We went to see Tricicle tonight. This is part of the Otago Festival of the Arts, and consists of three Spanish mimes (who occasionally speak or make noises): Eduard Méndez, Antonio Del Valle, Fedor De Pablos. These aren’t the original three guys, apparently, but members of a sister company that tours internationally. I’m not entirely sure that I understand how it all works, even after reading the info on the website, but the original three members are still working together after thirty years, and still producing new shows on a fairly regular basis.

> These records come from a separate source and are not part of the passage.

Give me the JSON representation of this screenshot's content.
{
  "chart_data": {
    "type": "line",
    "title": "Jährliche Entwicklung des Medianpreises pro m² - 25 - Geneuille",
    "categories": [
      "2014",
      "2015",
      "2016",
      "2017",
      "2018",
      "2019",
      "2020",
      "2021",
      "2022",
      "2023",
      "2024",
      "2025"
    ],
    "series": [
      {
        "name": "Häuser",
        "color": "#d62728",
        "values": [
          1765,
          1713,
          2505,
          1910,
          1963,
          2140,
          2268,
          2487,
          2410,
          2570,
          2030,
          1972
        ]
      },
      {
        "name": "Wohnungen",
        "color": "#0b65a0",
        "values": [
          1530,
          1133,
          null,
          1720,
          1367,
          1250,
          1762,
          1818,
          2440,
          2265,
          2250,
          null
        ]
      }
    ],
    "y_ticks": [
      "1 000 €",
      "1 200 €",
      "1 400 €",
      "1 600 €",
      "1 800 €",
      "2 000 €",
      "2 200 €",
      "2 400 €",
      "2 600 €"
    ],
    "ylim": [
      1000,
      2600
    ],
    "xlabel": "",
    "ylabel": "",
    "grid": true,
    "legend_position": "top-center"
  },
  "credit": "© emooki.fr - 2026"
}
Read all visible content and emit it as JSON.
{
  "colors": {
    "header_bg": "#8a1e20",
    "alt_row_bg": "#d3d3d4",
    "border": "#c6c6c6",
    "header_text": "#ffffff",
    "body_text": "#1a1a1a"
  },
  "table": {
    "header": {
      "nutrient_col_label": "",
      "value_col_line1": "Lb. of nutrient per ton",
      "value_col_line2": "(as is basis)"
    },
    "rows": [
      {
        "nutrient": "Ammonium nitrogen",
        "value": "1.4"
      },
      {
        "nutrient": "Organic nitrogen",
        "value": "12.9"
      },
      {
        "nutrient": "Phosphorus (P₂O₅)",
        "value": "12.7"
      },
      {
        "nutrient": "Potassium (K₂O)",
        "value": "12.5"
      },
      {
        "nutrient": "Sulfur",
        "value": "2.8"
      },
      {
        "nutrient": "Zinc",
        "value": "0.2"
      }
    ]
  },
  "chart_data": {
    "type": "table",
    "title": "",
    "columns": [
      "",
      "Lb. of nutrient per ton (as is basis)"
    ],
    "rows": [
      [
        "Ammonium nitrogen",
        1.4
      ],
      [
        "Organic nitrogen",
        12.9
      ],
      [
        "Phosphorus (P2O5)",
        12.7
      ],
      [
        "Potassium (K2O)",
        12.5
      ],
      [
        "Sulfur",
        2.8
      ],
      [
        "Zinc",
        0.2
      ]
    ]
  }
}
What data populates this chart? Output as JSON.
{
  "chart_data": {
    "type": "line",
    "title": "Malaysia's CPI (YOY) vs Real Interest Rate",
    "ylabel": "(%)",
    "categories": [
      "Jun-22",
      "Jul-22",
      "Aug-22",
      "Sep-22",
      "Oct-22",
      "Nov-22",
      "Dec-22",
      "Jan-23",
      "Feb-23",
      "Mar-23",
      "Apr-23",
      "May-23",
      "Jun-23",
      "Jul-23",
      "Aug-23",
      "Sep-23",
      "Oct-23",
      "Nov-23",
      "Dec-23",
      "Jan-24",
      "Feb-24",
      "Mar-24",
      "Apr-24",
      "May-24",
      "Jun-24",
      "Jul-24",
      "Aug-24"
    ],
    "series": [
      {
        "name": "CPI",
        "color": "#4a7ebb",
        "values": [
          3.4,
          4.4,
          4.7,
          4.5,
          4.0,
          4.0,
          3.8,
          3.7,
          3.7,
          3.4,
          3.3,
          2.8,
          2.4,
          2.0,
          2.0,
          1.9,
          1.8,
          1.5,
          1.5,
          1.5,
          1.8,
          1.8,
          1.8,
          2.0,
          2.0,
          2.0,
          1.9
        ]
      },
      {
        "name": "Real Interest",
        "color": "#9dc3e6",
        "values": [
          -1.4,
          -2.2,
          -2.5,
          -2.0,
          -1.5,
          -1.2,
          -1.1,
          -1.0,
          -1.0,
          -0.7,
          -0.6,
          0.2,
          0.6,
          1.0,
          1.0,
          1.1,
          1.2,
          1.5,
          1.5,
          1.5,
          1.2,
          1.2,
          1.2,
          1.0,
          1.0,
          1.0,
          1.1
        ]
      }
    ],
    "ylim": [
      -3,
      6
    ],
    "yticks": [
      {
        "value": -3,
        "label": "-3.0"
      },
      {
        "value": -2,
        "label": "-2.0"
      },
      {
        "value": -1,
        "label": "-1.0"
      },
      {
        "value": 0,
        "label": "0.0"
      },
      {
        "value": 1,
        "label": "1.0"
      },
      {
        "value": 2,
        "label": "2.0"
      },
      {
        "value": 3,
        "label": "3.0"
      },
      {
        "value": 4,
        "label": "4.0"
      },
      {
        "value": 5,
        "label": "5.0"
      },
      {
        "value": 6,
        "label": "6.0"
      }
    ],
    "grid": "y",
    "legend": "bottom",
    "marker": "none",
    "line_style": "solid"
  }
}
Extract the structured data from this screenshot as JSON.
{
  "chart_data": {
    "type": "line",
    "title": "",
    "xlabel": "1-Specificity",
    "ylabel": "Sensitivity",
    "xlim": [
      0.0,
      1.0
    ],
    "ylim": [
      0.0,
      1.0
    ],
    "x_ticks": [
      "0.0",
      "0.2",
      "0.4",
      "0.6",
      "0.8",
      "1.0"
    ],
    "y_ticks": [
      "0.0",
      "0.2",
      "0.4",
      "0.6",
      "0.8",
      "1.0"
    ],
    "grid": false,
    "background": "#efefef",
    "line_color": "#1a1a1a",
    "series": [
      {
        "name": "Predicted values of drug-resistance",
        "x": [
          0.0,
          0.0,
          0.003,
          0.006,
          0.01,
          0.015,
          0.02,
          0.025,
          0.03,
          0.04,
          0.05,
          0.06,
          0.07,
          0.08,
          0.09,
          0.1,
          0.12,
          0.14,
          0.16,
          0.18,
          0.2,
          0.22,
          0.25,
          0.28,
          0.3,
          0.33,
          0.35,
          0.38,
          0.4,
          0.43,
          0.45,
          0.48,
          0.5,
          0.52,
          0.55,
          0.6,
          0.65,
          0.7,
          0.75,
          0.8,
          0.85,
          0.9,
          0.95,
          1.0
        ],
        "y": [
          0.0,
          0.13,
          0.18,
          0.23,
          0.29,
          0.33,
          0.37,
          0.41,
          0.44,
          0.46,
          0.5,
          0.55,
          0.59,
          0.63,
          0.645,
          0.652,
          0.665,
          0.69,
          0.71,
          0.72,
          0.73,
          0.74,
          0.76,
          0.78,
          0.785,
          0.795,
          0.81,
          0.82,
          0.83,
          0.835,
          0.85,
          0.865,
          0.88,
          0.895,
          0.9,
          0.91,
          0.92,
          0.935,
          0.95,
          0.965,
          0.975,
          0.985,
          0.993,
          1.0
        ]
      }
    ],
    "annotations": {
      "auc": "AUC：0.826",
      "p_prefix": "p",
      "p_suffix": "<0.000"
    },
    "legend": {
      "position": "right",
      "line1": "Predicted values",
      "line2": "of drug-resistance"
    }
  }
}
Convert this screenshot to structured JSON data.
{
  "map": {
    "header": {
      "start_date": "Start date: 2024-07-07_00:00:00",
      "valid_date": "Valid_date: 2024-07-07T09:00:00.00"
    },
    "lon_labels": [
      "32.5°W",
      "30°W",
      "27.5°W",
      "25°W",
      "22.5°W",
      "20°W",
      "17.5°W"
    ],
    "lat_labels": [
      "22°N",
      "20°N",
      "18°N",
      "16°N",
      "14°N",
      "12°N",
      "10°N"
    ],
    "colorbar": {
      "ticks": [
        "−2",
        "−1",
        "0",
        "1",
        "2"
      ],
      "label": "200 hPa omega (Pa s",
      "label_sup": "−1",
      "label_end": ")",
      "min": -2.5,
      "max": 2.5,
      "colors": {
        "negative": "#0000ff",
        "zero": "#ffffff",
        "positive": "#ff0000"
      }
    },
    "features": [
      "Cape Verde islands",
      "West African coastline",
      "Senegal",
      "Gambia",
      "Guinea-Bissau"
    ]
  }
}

What we saw tonight, I think, is some of the best sketches the original company produced. If these three guys are the originals, they’re certainly well up to scratch, and their performances are top notch. They had the audience in fits from the very beginning, and there was little respite at any point afterwards.
There’s lots of interaction with the audience, so it was worth being downstairs. Apparently the people upstairs missed a lot of went on in the stalls, where newspapers were tossed back and forth between the performers and the audience, or people were picked out for a boxing match, or a pretty girl was invited to blow kisses, or some people supposedly upset one of the performers and was given dirty looks for ages afterwards.
The highlight is the skit with the three dressed as babies, in nothing but floppy and possibly poo-filled nappies. They totter around the stage threatening to fall over constantly, and their arms flap around in a fairly useless fashion. They play with a giant size ball, knocking each other over, or themselves, and in general create chaos with the minimum of material.
In other scenes all three are boxers in the same ring, or two are tennis players trying to hit a ball that’s actually connected to a long rod held by the umpire, or their three hoons trying to work out how many things they can do with three toilet seats, or a couple of them are airhostesses on a rather dodgy plane (that was when the newspapers got thrown everywhere, the audience joining in with delight). There’s a long sequence in a dentist’s waiting room that builds up more as each one of the cast comes in. There are some props in this: a metal lamp that each of the cast gets their head caught in at some point, and is later used for a variety of other less lamplike purposes; a couch that insists on making rude noises when sat on, and an armchair that apparently has no seat, so that whoever sits in it almost vanishes. There’s a very supple coat rack as well.
But often there’s hardly a prop in sight. The three have utterly flexible bodies, and faces, and do most of what they make us laugh with, with these alone.